Incautaciones, cobros por rutas y llamadas: el indictment contra ‘La Silla’

Imagen de Verdad Abierta.

Marzo 4 de 2021.- En Colombia, Elkin López Torres es investigado por delitos como tráfico o porte ilegal de armas, amenazas a testigos, concierto para delinquir agravado y extorsión. Lo que ha documentado la justicia de Estados Unidos sobre ese presunto narcotraficante con supuestos nexos con sucesores del paramilitarismo.

Un fiscal del Distrito Este de Texas formuló tres cargos por narcotráfico a Elkin Javier López Torres (36 años), señalado cabecilla de una red que delinque en los departamentos del Magdalena, Cesar y La Guajira, en la región Caribe colombiana.

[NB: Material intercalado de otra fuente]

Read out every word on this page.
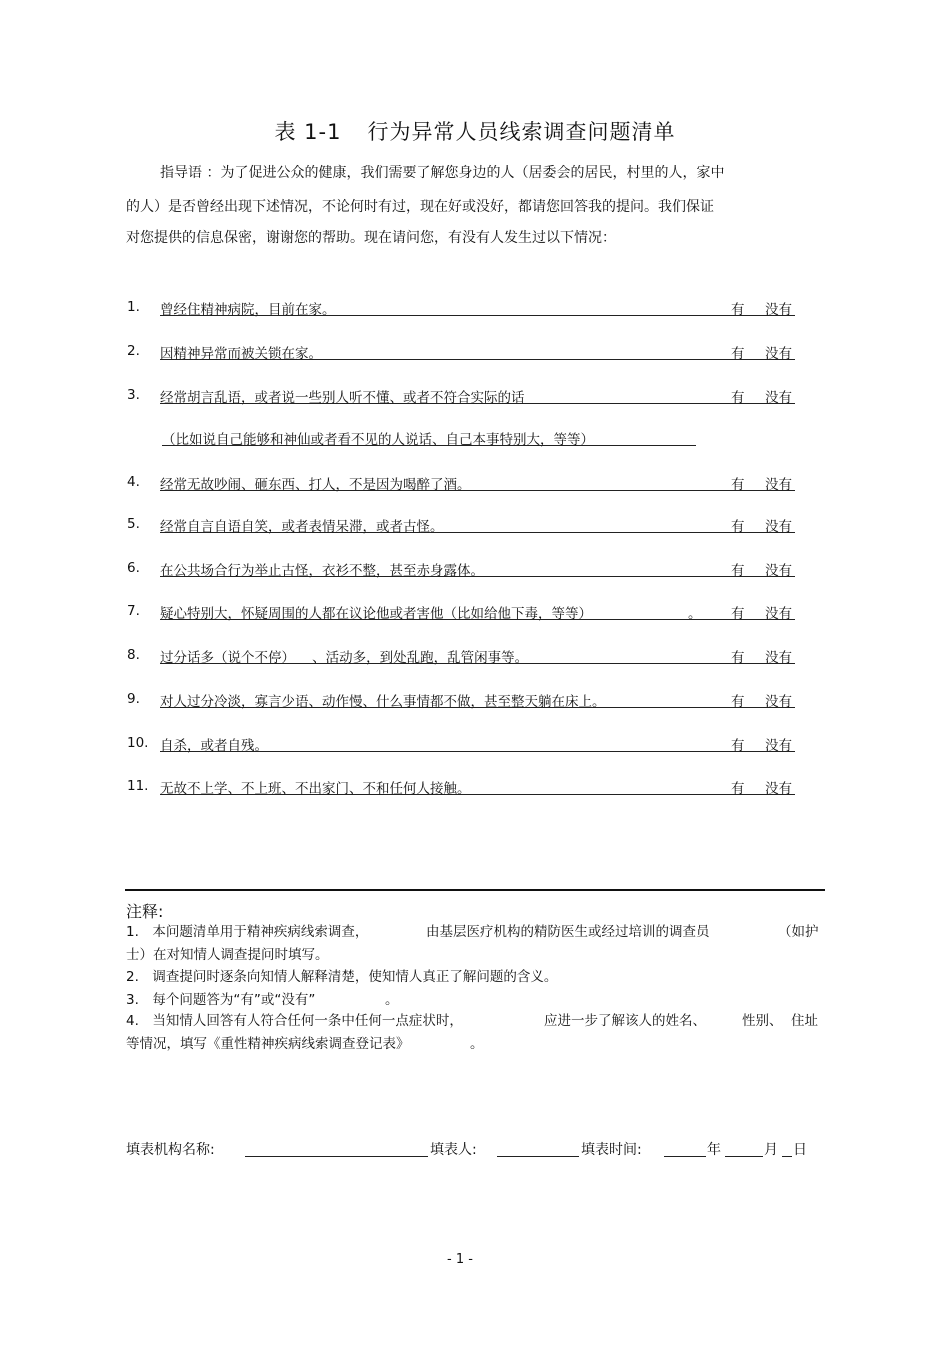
表 1-1 行为异常人员线索调查问题清单
指导语 ：为了促进公众的健康，我们需要了解您身边的人（居委会的居民，村里的人，家中
的人）是否曾经出现下述情况，不论何时有过，现在好或没好，都请您回答我的提问。我们保证
对您提供的信息保密，谢谢您的帮助。现在请问您，有没有人发生过以下情况：
1. 曾经住精神病院，目前在家。	有 没有
2. 因精神异常而被关锁在家。	有 没有
3. 经常胡言乱语，或者说一些别人听不懂、或者不符合实际的话	有 没有
（比如说自己能够和神仙或者看不见的人说话、自己本事特别大，等等）
4. 经常无故吵闹、砸东西、打人，不是因为喝醉了酒。	有 没有
5. 经常自言自语自笑，或者表情呆滞，或者古怪。	有 没有
6. 在公共场合行为举止古怪，衣衫不整，甚至赤身露体。	有 没有
7. 疑心特别大，怀疑周围的人都在议论他或者害他（比如给他下毒，等等）	。 有 没有
8. 过分话多（说个不停）    、活动多，到处乱跑，乱管闲事等。	有 没有
9. 对人过分冷淡，寡言少语、动作慢、什么事情都不做，甚至整天躺在床上。	有 没有
10. 自杀，或者自残。	有 没有
11. 无故不上学、不上班、不出家门、不和任何人接触。	有 没有
注释:
1.　本问题清单用于精神疾病线索调查，	由基层医疗机构的精防医生或经过培训的调查员	（如护
士）在对知情人调查提问时填写。
2.　调查提问时逐条向知情人解释清楚，使知情人真正了解问题的含义。
3.　每个问题答为“有”或“没有”	。
4.　当知情人回答有人符合任何一条中任何一点症状时，	应进一步了解该人的姓名、	性别、 住址
等情况，填写《重性精神疾病线索调查登记表》	。
填表机构名称:	填表人:	填表时间:	年	月 日
- 1 -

La acusación (indictment) lo compromete en dos cargamentos de cocaína incautados en aguas internacionales del mar Caribe.

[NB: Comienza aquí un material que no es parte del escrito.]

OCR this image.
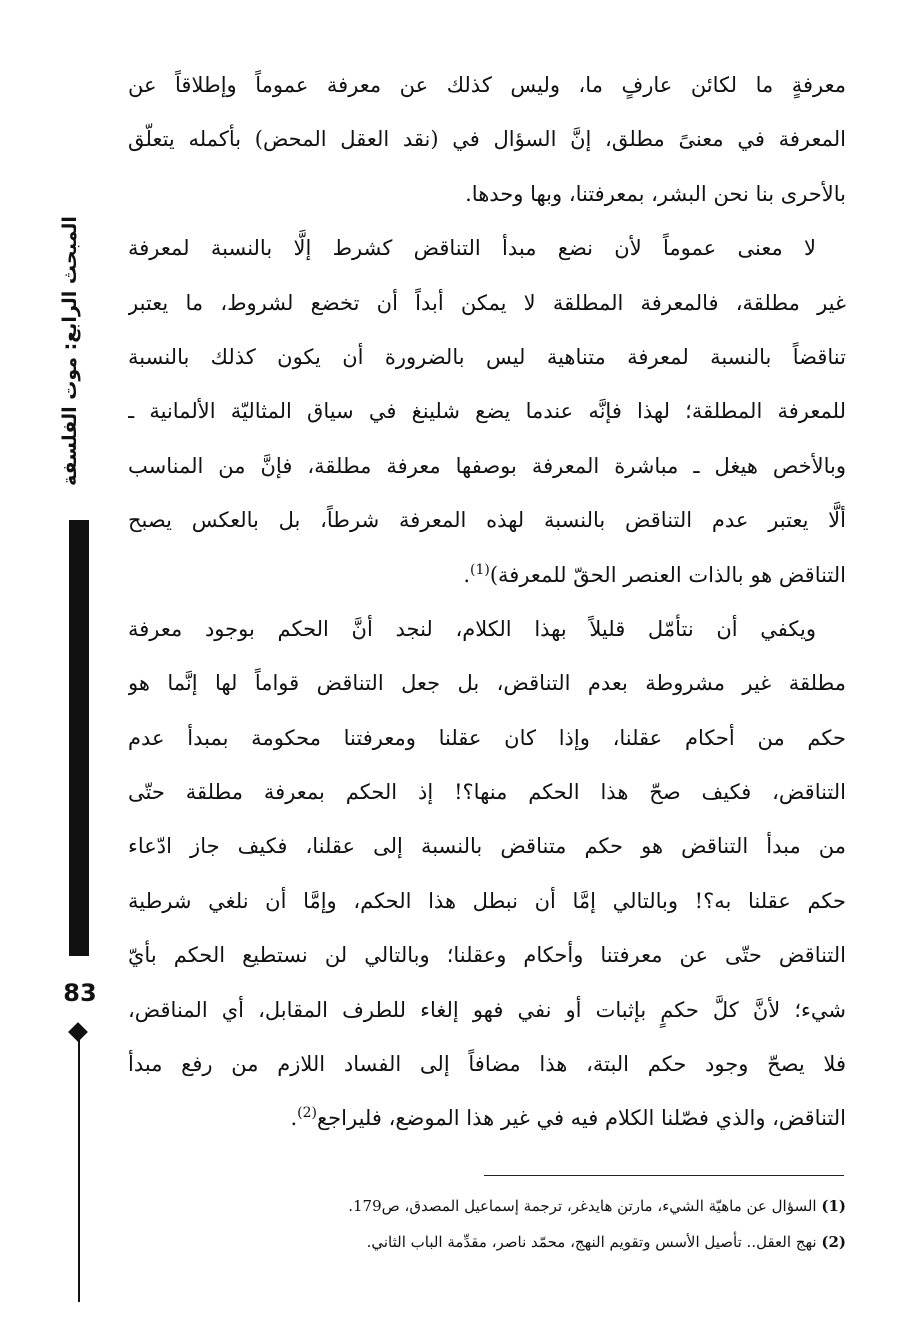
المبحث الرابع: موت الفلسفة
83
معرفةٍ ما لكائن عارفٍ ما، وليس كذلك عن معرفة عموماً وإطلاقاً عن
المعرفة في معنىً مطلق، إنَّ السؤال في (نقد العقل المحض) بأكمله يتعلّق
بالأحرى بنا نحن البشر، بمعرفتنا، وبها وحدها.
لا معنى عموماً لأن نضع مبدأ التناقض كشرط إلَّا بالنسبة لمعرفة
غير مطلقة، فالمعرفة المطلقة لا يمكن أبداً أن تخضع لشروط، ما يعتبر
تناقضاً بالنسبة لمعرفة متناهية ليس بالضرورة أن يكون كذلك بالنسبة
للمعرفة المطلقة؛ لهذا فإنَّه عندما يضع شلينغ في سياق المثاليّة الألمانية ـ
وبالأخص هيغل ـ مباشرة المعرفة بوصفها معرفة مطلقة، فإنَّ من المناسب
ألَّا يعتبر عدم التناقض بالنسبة لهذه المعرفة شرطاً، بل بالعكس يصبح
التناقض هو بالذات العنصر الحقّ للمعرفة)$^{(1)}$.
ويكفي أن نتأمّل قليلاً بهذا الكلام، لنجد أنَّ الحكم بوجود معرفة
مطلقة غير مشروطة بعدم التناقض، بل جعل التناقض قواماً لها إنَّما هو
حكم من أحكام عقلنا، وإذا كان عقلنا ومعرفتنا محكومة بمبدأ عدم
التناقض، فكيف صحّ هذا الحكم منها؟! إذ الحكم بمعرفة مطلقة حتّى
من مبدأ التناقض هو حكم متناقض بالنسبة إلى عقلنا، فكيف جاز ادّعاء
حكم عقلنا به؟! وبالتالي إمَّا أن نبطل هذا الحكم، وإمَّا أن نلغي شرطية
التناقض حتّى عن معرفتنا وأحكام وعقلنا؛ وبالتالي لن نستطيع الحكم بأيّ
شيء؛ لأنَّ كلَّ حكمٍ بإثبات أو نفي فهو إلغاء للطرف المقابل، أي المناقض،
فلا يصحّ وجود حكم البتة، هذا مضافاً إلى الفساد اللازم من رفع مبدأ
التناقض، والذي فصّلنا الكلام فيه في غير هذا الموضع، فليراجع$^{(2)}$.
(1) السؤال عن ماهيّة الشيء، مارتن هايدغر، ترجمة إسماعيل المصدق، ص179.
(2) نهج العقل.. تأصيل الأسس وتقويم النهج، محمّد ناصر، مقدِّمة الباب الثاني.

De acuerdo con el indictment, alias ‘El señor de la Silla’ “y otros se concertaron para fabricar y distribuir cocaína” entre 2014 y septiembre de 2019 por medio del transporte de droga en barcos o lanchas desde Colombia a México, República Dominicana y Las Bahamas, para su comercialización en Norteamérica.

El documento agrega que la banda criminal de ‘La Silla’ cobraba ‘peajes’, como se denomina a las comisiones que narcos de la costa exigen a los de otras zonas a cambio de permitirles el uso de las rutas de tráfico por el mar Caribe a Centroamérica.

“Él también proporcionaba seguridad para el tránsito seguro de la cocaína a través de rutas sobre las cuales se sabía que él tenía control”, prosigue acusación del fiscal.

López nunca ha sido condenado en Colombia por alguno de los procesos penales que lo involucran por delitos de amenazas a testigos, concierto para delinquir agravado, extorsión, tráfico de estupefacientes y tráfico o porte ilegal de armas.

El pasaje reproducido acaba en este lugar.